31 The legal effect of cession , also means the passing of State property , State debts and nationality of the population,
32 Of the predecessor to the successor State,
Regarding needing land for a State, James Crawford expressed in, "The Creation of States in International Law 2nd Edition", that land/pieces of dirt may not be necessary for Statehood and Independence:
"Chapter 2: The Criteria for Statehood: Statehood as Effectiveness
2.2 - The classical criteria for statehood: ex factis jus oritur
The requirement that a putative State have an effective government might be regarded as central to its claim to statehood. 'Government' or 'effective government' is evidently a basis for the other central criterion of independence. Moreover, international law defines 'territory' not by adopting private law analogies of real property but by reference to the extent of governmental power exercised, or capable of being exercised, with respect to some territory and population. Territorial sovereignty is not ownership of but governing power with respect to territory. There is thus a good case for regarding government as the most important single criterion for statehood, since all the others depend upon it. This is equally true for external as internal affairs. Governmental authority is the basis for normal inter-State relations; what is an act of a State is defined primarily by reference to its organs of government, legislative, executive or judicial.
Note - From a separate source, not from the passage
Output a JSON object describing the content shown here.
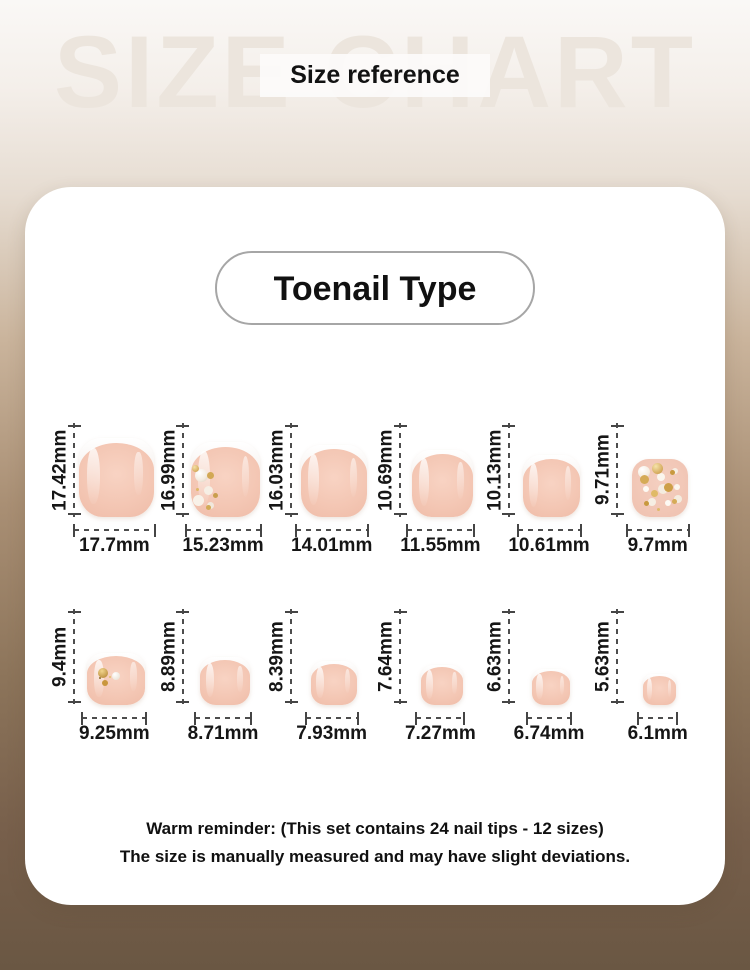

 - It is clear that 'government' and 'independence' are closely related as criteria---in fact they may be regarded as different aspects of the requirement of effective separate control. For present purposes, government is treated as the exercise of authority with respect to persons and property within the territory of the State; whereas independence is treated as the exercise, or the right to exercise, such authority with respect to other States. Other writers draw a similar distinction but in different terms: e.g., Wheaton ('internal' and 'external' sovereignty); Kamanda Legal Status of Protectorates, 175-82 ('sovereignty' (internal) and 'independence' (external))."